The Harper Government is making it mandatory for drug companies to post public notices when they are running out of a given drug. For years, doctors, patients, and Canada’s medical organizations have been lobbying to mandate posting of shortages. This sensible piece of legislation should have been introduced long ago, rather than the voluntary system the Harper government previously put in place.
In 2011, 90% of pharmacists in Canada had trouble filling prescriptions due to shortages. Minister of Health, Rona Ambrose, explained that posting shortage information will be useful to patients and doctors alike. According to Ambrose, the only way for the government to ensure that patients and doctors are properly informed is to create a mandatory system.
Although the details have yet to be worked out, it’s likely the Opposition will support such a move. After all, they were the ones who originally proposed it. Had Bill C-52 passed last year (February 2014), the mandatory posting of drug shortages would have already been law.

We’ll need ‘em
CBC
The Summary of Bill C-523 was the following:
This enactment amends the Department of Health Act to oblige drug suppliers to advise the Minister of any interruption or cessation of the production, distribution or importation of drugs and to oblige the Minister to prepare and implement an emergency response plan to address shortages of drugs.
The Bill called for an introduction of a mandatory system of reporting drug shortages, a system already in place in the United States and many European countries. In 2011-2012 alone allowed, this the States to avoid 195 disastrous drug shortages. This Bill was presented by Djaouida Sella, a Quebec NDP MP in late 2013. In February of 2014, it received a second reading in the House and died on the order paper when it failed 152-124. All the opposition parties in existence at the time supported it and every Conservative MP voted against it.

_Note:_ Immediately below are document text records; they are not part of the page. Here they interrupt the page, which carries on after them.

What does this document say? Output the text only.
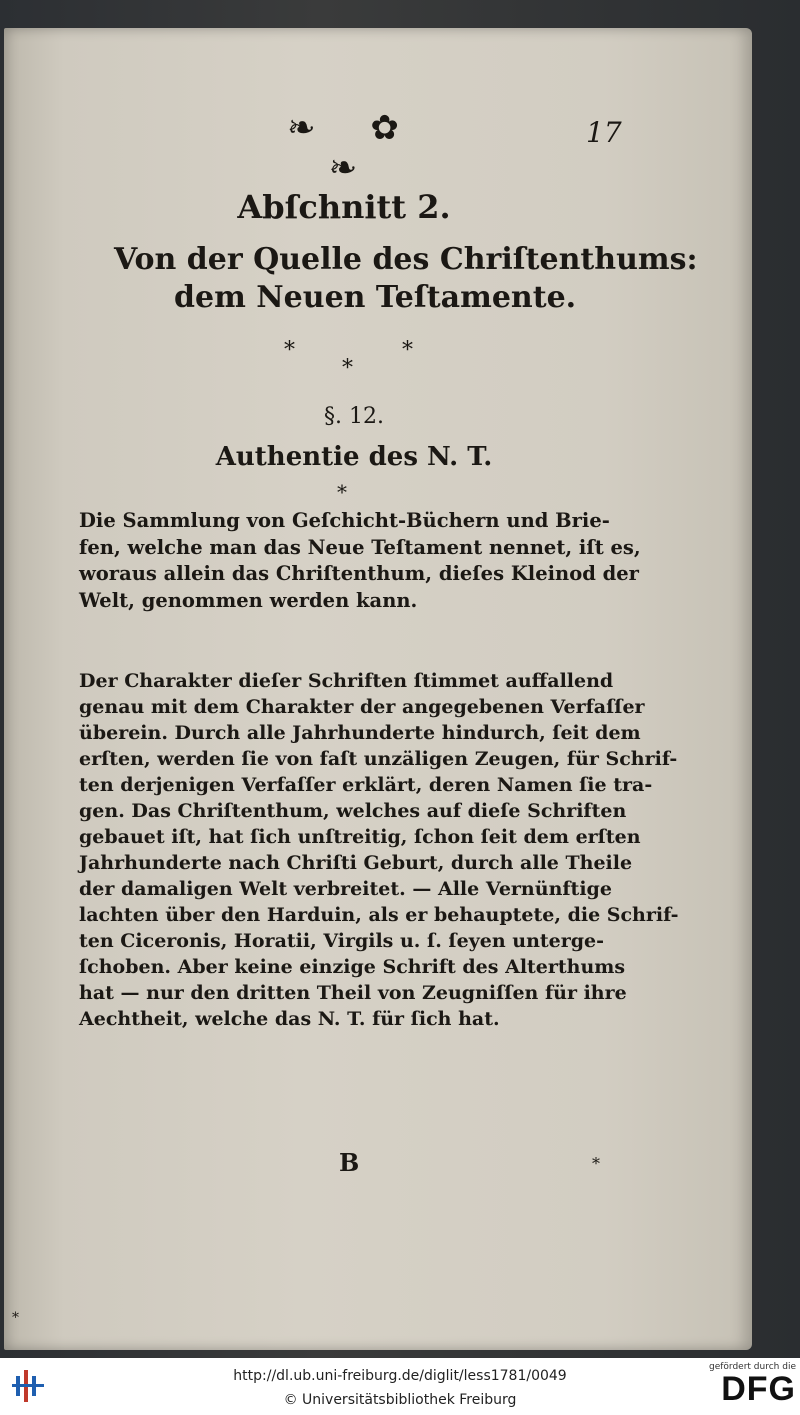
❧ ✿ ❧
17
Abſchnitt 2.
Von der Quelle des Chriſtenthums:
dem Neuen Teſtamente.
*
*
*
§. 12.
Authentie des N. T.
*
Die Sammlung von Geſchicht-Büchern und Brie-
fen, welche man das Neue Teſtament nennet, iſt es,
woraus allein das Chriſtenthum, dieſes Kleinod der
Welt, genommen werden kann.
Der Charakter dieſer Schriften ſtimmet auffallend
genau mit dem Charakter der angegebenen Verfaſſer
überein. Durch alle Jahrhunderte hindurch, ſeit dem
erſten, werden ſie von faſt unzäligen Zeugen, für Schrif-
ten derjenigen Verfaſſer erklärt, deren Namen ſie tra-
gen. Das Chriſtenthum, welches auf dieſe Schriften
gebauet iſt, hat ſich unſtreitig, ſchon ſeit dem erſten
Jahrhunderte nach Chriſti Geburt, durch alle Theile
der damaligen Welt verbreitet. — Alle Vernünftige
lachten über den Harduin, als er behauptete, die Schrif-
ten Ciceronis, Horatii, Virgils u. ſ. ſeyen unterge-
ſchoben. Aber keine einzige Schrift des Alterthums
hat — nur den dritten Theil von Zeugniſſen für ihre
Aechtheit, welche das N. T. für ſich hat.
B	*
*
http://dl.ub.uni-freiburg.de/diglit/less1781/0049
© Universitätsbibliothek Freiburg
gefördert durch die
DFG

Granted, only two Conservatives took the initiative to speak in the debate, both seemingly way over their heads when dealing with health issues—even though one speaker was the Parliamentary Secretary to the Minister of Health. Neither Tory was a health care professional. Neither had worked for a health agency or even a pharmaceutical company before. Not only was Djaouida Sella a doctor, so where most of the NDP and Liberal MPs who spoke in favour of the Bill. The rest had, for the most part, worked in some health agency or another. Experts vs. Clampetts.
In the very limited debates on this Bill, Tory MP Ted Opitz (a soldier and political consultant) pointed out that Ambrose would be working to improve communications strategies about drug shortages. What he didn’t say was that she would be presenting the same Bill as the one presented by Sella. Eve Adams, then a Conservative MP, struggled to comprehend exactly what the Bill was going to do, and dismissed U.S. and European practices as problematic if introduced in Canada. They would be costly, and lead to more bureaucracy.
The Bill’s passage would also help Canadians and give the NDP and the Liberals a boost in the polls. Obviously, the government couldn’t approve of the Opposition’s motion, so they voted it down, reworded it, and waited a year to introduce it themselves—a typical political practice.
Debate on this Bill will be very interesting. Who will side with whom?